Когда родители его умерли, мельник и его жена вызвались растить его, это они сделали доброе дело. Но только что он сменил зубы и стал вести себя как почти все мальчишки, они стали обрушиваться на него как гром, удар за ударом, а это было дело уже далеко не такое доброе. Они были хорошие люди, всегда поступали по правилам, но правила у них были ужасно строгие, и они считали, чем строже обращаться с мальчишкой, тем он вырастет умнее и лучше. Может, с некоторыми детьми это получается, но с Джонни не получилось.
Он рос смышленым и покладистым, не хуже большинства мальчишек в Мартинсвилле. Но почему-то ему никогда не удавалось сделать то, что его просили, или сказать то, чего от него ждали, — во всяком случае, у себя дома. Обращайся с мальчиком как с дураком, он и вести себя будет по-дурацки, я всегда это говорю, но некоторых людей приходится в этом убеждать. Мельник и его жена считали, что для Джонни самое милое дело — обращаться с ним как с дурачком, и добились того, что он и сам в это поверил.

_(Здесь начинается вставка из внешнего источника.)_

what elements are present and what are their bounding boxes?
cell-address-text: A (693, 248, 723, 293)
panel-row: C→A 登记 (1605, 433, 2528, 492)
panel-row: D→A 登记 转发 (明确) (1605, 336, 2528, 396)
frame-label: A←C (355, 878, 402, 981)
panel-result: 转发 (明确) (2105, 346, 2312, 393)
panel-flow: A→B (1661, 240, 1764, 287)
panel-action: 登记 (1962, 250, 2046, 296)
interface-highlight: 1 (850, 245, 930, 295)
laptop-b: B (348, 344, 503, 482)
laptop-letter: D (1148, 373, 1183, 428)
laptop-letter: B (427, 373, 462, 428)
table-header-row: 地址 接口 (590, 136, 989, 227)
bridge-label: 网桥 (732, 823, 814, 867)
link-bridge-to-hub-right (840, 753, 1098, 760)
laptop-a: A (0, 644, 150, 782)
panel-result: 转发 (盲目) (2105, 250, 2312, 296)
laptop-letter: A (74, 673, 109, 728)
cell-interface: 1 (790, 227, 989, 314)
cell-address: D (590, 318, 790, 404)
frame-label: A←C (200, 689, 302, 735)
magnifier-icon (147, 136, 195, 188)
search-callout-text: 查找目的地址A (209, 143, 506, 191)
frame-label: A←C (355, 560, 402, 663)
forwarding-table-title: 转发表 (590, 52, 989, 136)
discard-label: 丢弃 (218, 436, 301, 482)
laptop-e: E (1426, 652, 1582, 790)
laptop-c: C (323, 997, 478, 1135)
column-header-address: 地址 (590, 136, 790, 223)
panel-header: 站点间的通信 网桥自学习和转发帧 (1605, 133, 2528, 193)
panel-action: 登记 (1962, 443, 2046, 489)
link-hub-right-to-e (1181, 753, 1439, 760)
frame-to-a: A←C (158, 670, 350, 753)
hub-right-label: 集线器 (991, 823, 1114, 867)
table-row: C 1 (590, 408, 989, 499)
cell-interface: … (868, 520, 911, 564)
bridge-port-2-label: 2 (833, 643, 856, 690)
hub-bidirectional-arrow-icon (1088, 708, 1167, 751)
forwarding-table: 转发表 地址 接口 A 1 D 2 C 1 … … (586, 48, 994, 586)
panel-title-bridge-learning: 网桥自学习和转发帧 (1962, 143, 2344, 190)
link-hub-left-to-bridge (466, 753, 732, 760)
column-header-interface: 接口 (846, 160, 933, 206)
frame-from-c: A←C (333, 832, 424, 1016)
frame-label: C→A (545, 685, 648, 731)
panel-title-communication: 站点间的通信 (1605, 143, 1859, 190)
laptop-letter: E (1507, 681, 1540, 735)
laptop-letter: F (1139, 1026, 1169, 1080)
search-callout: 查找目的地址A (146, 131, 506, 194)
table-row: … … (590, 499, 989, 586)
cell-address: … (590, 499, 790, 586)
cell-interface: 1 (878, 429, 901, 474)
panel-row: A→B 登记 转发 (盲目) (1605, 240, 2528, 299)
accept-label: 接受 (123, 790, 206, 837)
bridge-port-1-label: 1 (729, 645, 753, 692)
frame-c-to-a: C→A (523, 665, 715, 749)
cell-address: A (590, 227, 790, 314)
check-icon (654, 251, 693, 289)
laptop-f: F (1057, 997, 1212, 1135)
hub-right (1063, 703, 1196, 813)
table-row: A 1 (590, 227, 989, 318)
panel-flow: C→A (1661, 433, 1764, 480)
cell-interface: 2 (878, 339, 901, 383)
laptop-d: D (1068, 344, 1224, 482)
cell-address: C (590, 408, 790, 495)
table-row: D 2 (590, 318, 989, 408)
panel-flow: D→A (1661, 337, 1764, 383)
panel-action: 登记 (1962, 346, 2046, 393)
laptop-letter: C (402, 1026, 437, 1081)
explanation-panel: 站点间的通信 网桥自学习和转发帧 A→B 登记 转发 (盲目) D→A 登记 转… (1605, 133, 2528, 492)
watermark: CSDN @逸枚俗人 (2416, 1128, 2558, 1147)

И это причинило ему много горя, потому что воображение у него было мальчишеское, и было его, пожалуй, побольше, чем у других. Порку он мог перенести и переносил. Но не мог перенести того, как все шло на мельнице. Едва ли мельник задумал это загодя. Но Джонни, как себя помнил, знал, что стоит мельнику услышать о смерти кого-нибудь, кого он не любил, он скажет: «Ну вот, Смерть Дуракам пришел за таким-то» — и вроде как причмокнет губами. Это была, так сказать, семейная шутка, но мельник был крупный человек с крупным красным лицом, и слова его пугали Джонни. В конце концов он представил себе, как выглядит Смерть Дуракам. Тоже крупный мужчина, в клетчатой рубахе и плисовых штанах, и ходит по белу свету, помахивая ореховой дубинкой со свинцовым наконечником. Образ этот сложился у него совершенно отчетливо, как это вышло — не знаю, но мысленно он видел его так же ясно, как любого жителя Мартинсвилла, и время от времени он спрашивал для проверки какого-нибудь взрослого, робко спрашивал, так ли выглядит Смерть Дуракам. Они, конечно, смеялись и отвечали, что именно так. И тогда Джонни просыпался среди ночи в своей каморке над мельницей и ждал, когда на дороге послышатся шаги Смерти Дуракам и когда он наконец явится. Но никому об этом не говорить — на это у него смелости хватало.
Однако со временем терпеть дольше стало невмоготу. Он попался на какой-то ребяческой шалости — поставил жернова, чтобы мололи мелко, когда мельнику было желательно получить грубый помол, — ну, перепутал, знаете как бывает. Но заработал за это две порки — одну от мельника и одну от мельничихи, и после этого мельник сказал: «Ну вот, Джонни Пай, теперь жди: Смерть Дуракам за тобой непременно явится. В жизни не видел такого дурака». Джонни глянул на мельничиху узнать ее мнение, но она только покачала головой, и лицо у нее было серьезное. И в тот вечер он лег в постель, но не мог уснуть, потому что стоило прошелестеть ветке или скрипнуть мельничному колесу, как ему уже мерещился Смерть Дуракам. И наутро, когда никто еще не вставал, он связал свои пожитки в пестрый узелок и удрал из дома.